Короткая летняя ночь уже кончилась, и полоса зари зарделась на горизонте, когда мы приняли решение. Я помню наизусть каждое слово: «Предложить члену комсомола Белозёровой уйти от мужа, терзающего её. Поселить Белозёрову в общежитии типографии». И ещё одно негласное решение было принято нами. Его мы утвердили позже, проводив Белочку до общежития и устроив её там.
- Ребята… - сказал сурово Фильков, - ребята, мы принимаем ответственность за Белозёрову, то есть за Белочку. Ребята, ответственность коллективная! Честь комсомола на карте! (Он любил иногда говорить торжественно и цветисто.) И если кто из вас осмелится подкатиться к ней индивидуально, греть будем без пощады!
Он пристально посмотрел на меня. Я густо покраснел. А Яша Шапиро тоже посмотрел на меня и глупо ухмыльнулся.
- О чём речь, Ваня? - возмущённо сказал, подняв плечи, Серёжа Иванов. - О чём речь?
А я? Я молчал. Мне нечего было сказать Ване. Мне стало очень обидно, но я понимал, что такое решение для меня - закон.
С этого дня какая-то неловкость появилась в наших отношениях с Белочкой. Мы по-прежнему ходили все вместе, по-прежнему занимались и гуляли, по-прежнему все гурьбой провожали её до общежития. Но исчезла простота. Каждый из нас боялся взять её за руку, как, бывало, раньше, потрепать её спутанные волосы, остаться с ней наедине.
Мы следили друг за другом. И от этого становилось тяжело.

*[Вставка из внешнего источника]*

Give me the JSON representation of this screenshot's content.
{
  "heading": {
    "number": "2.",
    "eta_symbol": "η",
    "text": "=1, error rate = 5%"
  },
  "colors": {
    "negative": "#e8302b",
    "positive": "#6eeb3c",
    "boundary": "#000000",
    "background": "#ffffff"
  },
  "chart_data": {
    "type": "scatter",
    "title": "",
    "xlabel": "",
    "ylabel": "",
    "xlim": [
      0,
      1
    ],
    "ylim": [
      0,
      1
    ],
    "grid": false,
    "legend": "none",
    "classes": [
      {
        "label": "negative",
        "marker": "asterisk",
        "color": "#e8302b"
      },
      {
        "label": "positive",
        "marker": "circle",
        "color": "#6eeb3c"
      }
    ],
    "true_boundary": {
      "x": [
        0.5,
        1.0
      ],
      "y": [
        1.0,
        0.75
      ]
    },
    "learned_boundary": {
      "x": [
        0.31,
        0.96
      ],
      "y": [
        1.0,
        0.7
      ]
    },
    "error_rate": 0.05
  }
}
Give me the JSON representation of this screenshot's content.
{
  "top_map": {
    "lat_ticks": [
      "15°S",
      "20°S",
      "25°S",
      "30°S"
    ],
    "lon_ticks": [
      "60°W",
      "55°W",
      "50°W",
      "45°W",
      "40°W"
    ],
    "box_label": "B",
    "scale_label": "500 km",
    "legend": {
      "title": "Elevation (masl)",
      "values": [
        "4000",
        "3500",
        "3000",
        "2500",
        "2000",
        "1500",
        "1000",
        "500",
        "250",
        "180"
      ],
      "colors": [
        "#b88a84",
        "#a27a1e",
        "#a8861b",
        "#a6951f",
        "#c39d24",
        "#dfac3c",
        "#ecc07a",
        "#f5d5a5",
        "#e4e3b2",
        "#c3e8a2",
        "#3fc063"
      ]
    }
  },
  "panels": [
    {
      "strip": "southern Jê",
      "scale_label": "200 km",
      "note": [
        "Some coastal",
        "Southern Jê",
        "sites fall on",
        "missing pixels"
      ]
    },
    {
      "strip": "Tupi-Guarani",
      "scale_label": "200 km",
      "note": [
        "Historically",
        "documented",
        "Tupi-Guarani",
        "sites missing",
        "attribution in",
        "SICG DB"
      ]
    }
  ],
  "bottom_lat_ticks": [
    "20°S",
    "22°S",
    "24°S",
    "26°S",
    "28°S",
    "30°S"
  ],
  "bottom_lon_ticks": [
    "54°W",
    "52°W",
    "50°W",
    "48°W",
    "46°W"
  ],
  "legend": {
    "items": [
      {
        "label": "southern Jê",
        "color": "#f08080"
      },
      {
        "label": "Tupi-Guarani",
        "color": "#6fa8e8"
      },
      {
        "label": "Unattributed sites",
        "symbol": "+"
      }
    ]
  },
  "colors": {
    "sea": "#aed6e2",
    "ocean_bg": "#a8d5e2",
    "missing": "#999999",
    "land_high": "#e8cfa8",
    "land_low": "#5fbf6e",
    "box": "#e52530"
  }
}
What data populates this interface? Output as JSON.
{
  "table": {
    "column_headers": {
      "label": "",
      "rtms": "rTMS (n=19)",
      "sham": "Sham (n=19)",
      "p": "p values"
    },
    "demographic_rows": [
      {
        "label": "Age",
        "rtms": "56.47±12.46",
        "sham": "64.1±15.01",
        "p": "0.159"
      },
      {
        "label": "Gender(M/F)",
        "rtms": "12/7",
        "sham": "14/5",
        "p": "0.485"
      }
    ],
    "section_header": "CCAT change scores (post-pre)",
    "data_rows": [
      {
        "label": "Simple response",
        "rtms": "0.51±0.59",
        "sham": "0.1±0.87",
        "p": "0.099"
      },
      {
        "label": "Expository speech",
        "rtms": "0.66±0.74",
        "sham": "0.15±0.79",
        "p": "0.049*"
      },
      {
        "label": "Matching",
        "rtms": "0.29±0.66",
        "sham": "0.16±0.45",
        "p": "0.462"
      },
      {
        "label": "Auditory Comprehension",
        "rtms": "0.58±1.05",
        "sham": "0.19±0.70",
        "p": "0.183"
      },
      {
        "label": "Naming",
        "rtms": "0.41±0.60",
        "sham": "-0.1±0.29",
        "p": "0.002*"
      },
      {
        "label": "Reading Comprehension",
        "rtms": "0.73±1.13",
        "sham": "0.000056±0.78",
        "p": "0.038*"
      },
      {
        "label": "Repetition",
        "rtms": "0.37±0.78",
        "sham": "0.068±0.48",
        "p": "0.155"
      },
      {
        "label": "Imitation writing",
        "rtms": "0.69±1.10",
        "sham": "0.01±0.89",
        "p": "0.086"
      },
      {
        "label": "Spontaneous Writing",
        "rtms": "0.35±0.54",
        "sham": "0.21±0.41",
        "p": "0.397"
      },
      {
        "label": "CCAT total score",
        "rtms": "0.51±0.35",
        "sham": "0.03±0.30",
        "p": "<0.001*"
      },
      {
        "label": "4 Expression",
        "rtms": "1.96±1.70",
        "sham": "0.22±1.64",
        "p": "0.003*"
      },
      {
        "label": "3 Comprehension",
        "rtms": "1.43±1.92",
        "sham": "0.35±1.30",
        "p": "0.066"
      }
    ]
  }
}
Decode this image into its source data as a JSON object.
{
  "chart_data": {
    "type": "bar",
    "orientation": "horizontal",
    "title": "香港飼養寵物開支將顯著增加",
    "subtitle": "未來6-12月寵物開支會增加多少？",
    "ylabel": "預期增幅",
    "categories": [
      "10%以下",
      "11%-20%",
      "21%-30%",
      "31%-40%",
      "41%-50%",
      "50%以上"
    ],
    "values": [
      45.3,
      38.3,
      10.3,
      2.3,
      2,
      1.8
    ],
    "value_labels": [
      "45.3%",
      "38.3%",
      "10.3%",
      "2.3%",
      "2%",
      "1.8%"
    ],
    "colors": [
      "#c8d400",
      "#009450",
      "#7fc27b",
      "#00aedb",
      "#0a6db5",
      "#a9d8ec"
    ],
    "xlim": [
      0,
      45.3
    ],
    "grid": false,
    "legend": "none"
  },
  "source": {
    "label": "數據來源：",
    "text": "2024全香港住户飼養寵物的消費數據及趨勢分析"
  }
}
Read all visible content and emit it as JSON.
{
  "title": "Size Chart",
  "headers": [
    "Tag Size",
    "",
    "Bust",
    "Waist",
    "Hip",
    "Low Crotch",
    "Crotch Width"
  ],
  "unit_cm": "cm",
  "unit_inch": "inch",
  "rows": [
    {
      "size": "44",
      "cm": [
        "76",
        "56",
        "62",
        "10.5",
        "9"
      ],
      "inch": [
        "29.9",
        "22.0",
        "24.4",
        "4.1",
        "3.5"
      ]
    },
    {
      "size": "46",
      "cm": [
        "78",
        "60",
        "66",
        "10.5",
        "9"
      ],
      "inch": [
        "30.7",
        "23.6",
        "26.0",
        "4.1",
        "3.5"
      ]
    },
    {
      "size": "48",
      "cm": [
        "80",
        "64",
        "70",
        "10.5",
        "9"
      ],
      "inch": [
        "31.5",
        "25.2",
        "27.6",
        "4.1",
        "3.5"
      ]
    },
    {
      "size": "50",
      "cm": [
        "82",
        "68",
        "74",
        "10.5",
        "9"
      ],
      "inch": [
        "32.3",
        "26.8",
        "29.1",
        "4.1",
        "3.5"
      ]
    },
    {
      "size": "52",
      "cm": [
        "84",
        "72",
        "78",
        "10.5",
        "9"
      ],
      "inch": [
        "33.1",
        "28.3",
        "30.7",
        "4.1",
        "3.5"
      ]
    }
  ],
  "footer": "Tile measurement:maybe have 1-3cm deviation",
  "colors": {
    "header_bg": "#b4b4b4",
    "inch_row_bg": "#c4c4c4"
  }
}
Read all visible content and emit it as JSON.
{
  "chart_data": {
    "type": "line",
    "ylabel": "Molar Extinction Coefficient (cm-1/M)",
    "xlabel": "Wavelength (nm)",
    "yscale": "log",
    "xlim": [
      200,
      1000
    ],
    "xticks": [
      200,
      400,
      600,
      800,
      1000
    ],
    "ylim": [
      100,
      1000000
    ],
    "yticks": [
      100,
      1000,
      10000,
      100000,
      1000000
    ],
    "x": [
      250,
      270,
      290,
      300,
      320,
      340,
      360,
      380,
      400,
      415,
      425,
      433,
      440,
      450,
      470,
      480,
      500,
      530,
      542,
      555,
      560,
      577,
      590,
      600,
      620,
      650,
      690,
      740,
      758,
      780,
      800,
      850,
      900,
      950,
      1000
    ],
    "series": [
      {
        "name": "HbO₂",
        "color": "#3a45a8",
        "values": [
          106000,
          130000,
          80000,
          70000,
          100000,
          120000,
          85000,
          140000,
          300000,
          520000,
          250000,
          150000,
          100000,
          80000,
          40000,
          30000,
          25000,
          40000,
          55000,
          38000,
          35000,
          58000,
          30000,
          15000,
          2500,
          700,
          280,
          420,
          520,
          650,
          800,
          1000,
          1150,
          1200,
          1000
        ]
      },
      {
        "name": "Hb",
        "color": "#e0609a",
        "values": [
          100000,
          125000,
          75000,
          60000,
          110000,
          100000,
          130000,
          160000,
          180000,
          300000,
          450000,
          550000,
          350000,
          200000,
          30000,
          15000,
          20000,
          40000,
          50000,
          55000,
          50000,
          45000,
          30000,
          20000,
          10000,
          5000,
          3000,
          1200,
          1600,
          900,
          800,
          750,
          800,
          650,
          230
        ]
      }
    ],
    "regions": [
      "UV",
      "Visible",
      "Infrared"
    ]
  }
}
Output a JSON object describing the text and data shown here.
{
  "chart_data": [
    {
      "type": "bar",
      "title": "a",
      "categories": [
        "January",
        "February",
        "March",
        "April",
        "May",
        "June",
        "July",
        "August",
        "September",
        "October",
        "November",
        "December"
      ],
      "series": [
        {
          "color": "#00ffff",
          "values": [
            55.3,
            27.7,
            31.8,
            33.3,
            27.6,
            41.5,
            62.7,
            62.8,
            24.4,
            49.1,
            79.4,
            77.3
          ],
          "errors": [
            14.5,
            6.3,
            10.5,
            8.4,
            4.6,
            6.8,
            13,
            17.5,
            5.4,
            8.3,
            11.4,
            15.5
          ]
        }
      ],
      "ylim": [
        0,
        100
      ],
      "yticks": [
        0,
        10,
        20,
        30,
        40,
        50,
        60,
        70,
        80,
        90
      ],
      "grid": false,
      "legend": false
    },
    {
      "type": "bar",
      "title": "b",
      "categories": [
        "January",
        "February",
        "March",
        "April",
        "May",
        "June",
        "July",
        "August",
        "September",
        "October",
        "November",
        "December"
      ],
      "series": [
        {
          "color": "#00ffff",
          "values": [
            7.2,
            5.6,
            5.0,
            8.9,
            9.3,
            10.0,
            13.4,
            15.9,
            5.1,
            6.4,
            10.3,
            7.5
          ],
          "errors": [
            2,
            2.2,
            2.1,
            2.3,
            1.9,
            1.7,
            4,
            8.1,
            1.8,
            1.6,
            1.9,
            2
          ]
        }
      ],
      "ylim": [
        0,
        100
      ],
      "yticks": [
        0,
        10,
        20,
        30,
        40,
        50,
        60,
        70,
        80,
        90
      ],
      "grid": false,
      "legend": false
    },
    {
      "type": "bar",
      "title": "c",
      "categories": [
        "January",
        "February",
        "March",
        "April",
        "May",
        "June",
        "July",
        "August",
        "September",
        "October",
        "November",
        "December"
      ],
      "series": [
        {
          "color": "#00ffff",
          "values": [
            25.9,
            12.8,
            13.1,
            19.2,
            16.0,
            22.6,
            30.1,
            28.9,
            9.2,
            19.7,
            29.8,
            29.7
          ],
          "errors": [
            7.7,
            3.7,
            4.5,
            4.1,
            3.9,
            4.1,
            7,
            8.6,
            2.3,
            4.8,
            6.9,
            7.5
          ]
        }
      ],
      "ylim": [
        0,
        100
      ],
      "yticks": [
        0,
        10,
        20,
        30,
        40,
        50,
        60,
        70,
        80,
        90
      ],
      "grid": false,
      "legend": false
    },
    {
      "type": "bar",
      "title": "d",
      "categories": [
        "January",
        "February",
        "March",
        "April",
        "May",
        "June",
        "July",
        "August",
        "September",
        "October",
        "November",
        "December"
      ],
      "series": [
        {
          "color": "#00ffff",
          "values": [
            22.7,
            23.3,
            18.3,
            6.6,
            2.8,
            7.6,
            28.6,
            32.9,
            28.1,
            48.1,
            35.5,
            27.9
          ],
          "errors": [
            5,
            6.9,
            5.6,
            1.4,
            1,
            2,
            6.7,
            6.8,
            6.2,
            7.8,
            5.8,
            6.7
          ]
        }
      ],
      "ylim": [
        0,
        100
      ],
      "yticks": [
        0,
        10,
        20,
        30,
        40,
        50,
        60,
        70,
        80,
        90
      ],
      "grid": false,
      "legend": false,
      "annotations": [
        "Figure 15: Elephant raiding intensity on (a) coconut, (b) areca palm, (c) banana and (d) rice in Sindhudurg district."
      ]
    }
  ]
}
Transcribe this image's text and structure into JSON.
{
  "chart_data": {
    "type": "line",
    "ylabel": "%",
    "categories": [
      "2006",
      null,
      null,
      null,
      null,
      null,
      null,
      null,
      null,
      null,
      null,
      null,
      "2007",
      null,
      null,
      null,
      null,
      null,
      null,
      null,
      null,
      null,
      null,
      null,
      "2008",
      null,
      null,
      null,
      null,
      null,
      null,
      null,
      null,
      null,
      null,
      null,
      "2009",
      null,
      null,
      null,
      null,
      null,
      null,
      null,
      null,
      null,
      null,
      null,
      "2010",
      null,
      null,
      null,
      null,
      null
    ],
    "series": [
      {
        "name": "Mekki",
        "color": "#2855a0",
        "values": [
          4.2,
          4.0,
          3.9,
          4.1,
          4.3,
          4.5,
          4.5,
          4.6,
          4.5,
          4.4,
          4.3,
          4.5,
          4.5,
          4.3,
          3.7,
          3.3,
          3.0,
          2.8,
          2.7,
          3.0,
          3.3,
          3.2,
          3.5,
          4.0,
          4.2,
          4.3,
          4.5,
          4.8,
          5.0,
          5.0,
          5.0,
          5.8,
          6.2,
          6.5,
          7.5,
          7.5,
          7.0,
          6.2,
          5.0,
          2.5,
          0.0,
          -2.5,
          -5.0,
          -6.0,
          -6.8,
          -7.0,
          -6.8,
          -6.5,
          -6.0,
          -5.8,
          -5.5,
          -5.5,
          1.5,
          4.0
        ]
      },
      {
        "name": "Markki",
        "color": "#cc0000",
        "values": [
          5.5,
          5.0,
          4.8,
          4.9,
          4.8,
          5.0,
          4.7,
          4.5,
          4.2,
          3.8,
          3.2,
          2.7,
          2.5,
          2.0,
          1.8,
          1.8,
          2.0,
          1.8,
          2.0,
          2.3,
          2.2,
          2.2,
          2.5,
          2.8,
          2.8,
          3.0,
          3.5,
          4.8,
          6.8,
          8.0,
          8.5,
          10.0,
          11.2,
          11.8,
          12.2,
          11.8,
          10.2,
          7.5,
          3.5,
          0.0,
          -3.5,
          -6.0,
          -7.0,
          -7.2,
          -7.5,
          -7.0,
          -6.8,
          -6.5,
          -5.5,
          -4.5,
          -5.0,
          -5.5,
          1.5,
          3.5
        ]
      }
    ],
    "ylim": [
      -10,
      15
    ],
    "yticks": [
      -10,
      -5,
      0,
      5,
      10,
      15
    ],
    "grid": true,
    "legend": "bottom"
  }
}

А я любил её ещё больше. И мне всё чаще хотелось нежно погладить её маленькую руку.
Яша Шапиро совсем заскучал.
- Сашка… - сказал он мне как-то, когда все разошлись, - Сашка, я, кажется, заболею от этого решения.
Однажды нам прислали два билета в Большой театр на «Царскую невесту». Мы разыграли их по жребию.
Билеты выпали мне и Белочке. «Это судьба», - подумал я. Кажется, никогда я не был так счастлив.
Тут я увидел, что Ваня Фильков смотрит на меня тяжёлым, напоминающим взглядом. Я посмотрел на Белочку. Она заговорщически подмигивала мне. Она хотела пойти со мной в театр. Не впятером, а только со мной.
- Сашка, - сказал Серёжа Иванов, - Оля Воронцова очень хочет пойти в театр. Уступил бы ты ей билет…
- Будь джентльменом! - нехорошо улыбнулся Яша Шапиро.
Я отдал билет Оле Воронцовой и быстро отвёл взгляд от потускневших глаз Белочки.
И я впервые с ненавистью посмотрел на своих друзей.
Белочка похудела, ясные глаза её стали огромными. Как бы мне хотелось остаться с ней наедине! Обнять её, шептать ей ласковые, простые слова. Мне казалось, что ей тягостно, что она одинока среди нашей пятёрки.
Иногда она так умоляюще смотрела на меня, что мне хотелось всё бросить и бежать с ней вдвоём от наших друзей - от Филькова, Иванова и Шапиро.
А может быть, я ошибался? Может быть, я неправильно понимал её взгляды?
Но нам она никогда не жаловалась, и мы боялись расспрашивать её. Мы считали, что всё идёт как полагается, хотя каждый из нас чувствовал, что мы обманываем себя.
…И однажды вечером Белочка не пришла на заседание бюро. Не пришла она и в общежитие.
Оля Воронцова, соседка Белочки по койке, передала нам маленькую записку.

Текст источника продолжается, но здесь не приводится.